Our risk management methodology was put into practice to help safeguard Brazil’s cultural heritage in the recent events of vandalism in Brasília.
Brazil’s Chamber of Deputies is housed in the National Congress Palace in Brasília, the country’s capital. The palace, designed by well-known architect Oscar Niemeyer, was created in 1960 and became a UNESCO World Heritage site in 1987. It holds a significant collection related to Brazil’s legislative history, including books, manuscripts and audio-visual materials, as well as important pieces of furniture, paintings and decorative artworks integrated into the building’s architecture. This rich and diverse cultural heritage was targeted by acts of vandalism on 8 January 2023, alongside other invaluable heritage assets of Brazil’s Presidential Palace and Supreme Court.
Despite the scale and intensity of such vandalism, the Chamber of Deputies Preservation Services team responded rapidly and effectively. Less than 24 hours after the attack, the situation concerning the affected heritage artefacts and building elements had already been stabilized. Nearly all the heritage items exposed to vandalism have been successfully rescued and safeguarded, with only two still missing and a few more critically damaged but already undergoing conservation-restoration treatment.
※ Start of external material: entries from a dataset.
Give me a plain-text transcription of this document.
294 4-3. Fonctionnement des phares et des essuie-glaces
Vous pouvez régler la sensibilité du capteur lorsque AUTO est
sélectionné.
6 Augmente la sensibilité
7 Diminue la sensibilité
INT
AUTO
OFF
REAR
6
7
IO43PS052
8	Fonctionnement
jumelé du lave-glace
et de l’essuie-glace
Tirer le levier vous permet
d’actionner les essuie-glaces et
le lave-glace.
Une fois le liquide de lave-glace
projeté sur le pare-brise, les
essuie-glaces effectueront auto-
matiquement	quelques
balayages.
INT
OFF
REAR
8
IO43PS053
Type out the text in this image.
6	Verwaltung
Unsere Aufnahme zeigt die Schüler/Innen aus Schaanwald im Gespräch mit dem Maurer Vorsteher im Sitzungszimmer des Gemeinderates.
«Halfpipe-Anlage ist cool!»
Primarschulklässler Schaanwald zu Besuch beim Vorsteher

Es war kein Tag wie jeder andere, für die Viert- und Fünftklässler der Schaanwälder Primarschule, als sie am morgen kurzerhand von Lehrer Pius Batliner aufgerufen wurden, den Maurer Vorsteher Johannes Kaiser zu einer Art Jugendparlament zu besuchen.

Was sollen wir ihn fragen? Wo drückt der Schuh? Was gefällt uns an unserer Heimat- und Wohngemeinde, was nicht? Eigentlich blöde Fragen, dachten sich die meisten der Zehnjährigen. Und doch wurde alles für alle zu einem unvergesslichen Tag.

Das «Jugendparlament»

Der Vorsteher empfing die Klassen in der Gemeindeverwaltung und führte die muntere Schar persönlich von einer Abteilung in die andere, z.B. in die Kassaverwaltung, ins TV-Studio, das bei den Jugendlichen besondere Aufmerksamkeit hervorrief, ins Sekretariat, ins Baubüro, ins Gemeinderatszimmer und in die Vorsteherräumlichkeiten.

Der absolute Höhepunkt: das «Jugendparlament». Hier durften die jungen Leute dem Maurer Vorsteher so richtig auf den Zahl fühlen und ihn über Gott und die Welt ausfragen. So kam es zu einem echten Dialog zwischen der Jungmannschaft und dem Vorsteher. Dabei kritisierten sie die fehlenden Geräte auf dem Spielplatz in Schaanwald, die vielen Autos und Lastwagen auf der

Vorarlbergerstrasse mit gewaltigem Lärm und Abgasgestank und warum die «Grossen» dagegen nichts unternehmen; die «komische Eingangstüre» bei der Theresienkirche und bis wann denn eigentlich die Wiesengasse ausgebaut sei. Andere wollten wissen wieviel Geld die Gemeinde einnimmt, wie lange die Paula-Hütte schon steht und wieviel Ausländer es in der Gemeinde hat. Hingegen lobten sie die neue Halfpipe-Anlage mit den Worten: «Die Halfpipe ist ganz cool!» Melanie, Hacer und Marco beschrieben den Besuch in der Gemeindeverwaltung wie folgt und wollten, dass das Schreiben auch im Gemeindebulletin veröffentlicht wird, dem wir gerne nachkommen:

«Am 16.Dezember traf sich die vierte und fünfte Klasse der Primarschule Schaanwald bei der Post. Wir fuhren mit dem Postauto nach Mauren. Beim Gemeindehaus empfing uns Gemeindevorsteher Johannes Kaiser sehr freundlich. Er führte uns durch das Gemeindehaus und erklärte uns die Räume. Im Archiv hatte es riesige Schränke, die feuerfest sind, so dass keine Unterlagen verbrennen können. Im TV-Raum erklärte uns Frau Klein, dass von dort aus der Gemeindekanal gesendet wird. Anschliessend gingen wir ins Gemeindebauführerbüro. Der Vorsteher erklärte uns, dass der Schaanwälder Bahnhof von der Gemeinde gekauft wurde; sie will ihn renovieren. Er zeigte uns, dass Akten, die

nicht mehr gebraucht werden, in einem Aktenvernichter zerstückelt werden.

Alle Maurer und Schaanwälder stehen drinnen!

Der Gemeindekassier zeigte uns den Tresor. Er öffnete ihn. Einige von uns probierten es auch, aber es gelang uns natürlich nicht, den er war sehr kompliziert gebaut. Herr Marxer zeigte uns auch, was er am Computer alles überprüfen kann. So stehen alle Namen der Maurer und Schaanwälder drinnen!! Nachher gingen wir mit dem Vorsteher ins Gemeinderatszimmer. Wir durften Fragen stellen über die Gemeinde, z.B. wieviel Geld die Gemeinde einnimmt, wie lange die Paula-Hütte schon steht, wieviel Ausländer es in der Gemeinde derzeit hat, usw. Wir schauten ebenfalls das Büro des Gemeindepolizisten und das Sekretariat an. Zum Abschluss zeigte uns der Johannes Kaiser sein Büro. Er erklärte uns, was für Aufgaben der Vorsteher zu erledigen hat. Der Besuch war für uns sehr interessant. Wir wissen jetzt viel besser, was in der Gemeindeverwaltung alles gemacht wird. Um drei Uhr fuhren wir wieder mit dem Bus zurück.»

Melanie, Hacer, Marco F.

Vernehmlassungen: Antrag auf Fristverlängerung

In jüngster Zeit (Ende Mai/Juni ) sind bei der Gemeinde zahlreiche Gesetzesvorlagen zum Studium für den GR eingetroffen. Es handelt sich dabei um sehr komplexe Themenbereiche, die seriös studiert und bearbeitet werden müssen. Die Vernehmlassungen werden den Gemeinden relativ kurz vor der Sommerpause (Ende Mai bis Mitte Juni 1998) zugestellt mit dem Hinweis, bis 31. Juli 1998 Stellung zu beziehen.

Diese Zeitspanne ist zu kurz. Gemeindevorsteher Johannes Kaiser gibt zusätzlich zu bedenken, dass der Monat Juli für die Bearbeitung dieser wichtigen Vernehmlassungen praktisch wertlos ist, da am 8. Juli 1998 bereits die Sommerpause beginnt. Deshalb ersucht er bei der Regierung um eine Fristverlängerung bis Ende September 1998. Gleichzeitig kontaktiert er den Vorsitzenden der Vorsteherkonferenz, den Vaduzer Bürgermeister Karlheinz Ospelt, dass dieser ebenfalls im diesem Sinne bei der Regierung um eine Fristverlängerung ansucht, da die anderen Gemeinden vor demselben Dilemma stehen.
Ms Gilcy Rodrigues Azevedo, Head of Preservation Services at Brazil’s Chamber of Deputies, says that implementing ICCROM’s risk management approach was instrumental in protecting this cultural heritage. Ms Azevedo’s predecessor, Ms Juçara Quinteros de Farias, initiated the systematic integration of risk management into the institution’s preservation work, following her participation in ICCROM’s 2011 international course Reducing Risks to Cultural Heritage. As a result of this ongoing commitment and collaboration with ICCROM, in 2022, the Chamber of Deputies concluded its third periodical risk-based diagnostics of heritage assets, updating its risk management plan and guidelines for emergency preparedness. Including and analyzing vandalism risk scenarios in these plans greatly benefitted the Preservation Services team in their preparedness and response.
“We [the Preservation Services] knew the collections well, and the institution knew us well, so we have been immediately informed, and one of the first teams entering the scene. Although still in the implementation phase, the actions to treat vandalism risk described in our Plan have been quite successful, even though we still have much to learn and fine tune,” said Ms Azevedo.
“I think we can say that this meant putting into practice all the theory we have seen, and it worked very well, thanks to the knowledge disseminated by ICCROM. In a way, you helped us save our memory, and this is priceless.”
Furthering this collaboration with Brazil’s heritage organizations, ICCROM has made available its dedicated web and mobile app for rapid, post-event damage and risk assessment to help define priorities in the aftermath of emergencies. This new tool has been developed and field-tested as part of ICCROM’s First Aid and Resilience for Cultural Heritage in Times of Crisis (FAR) Programme.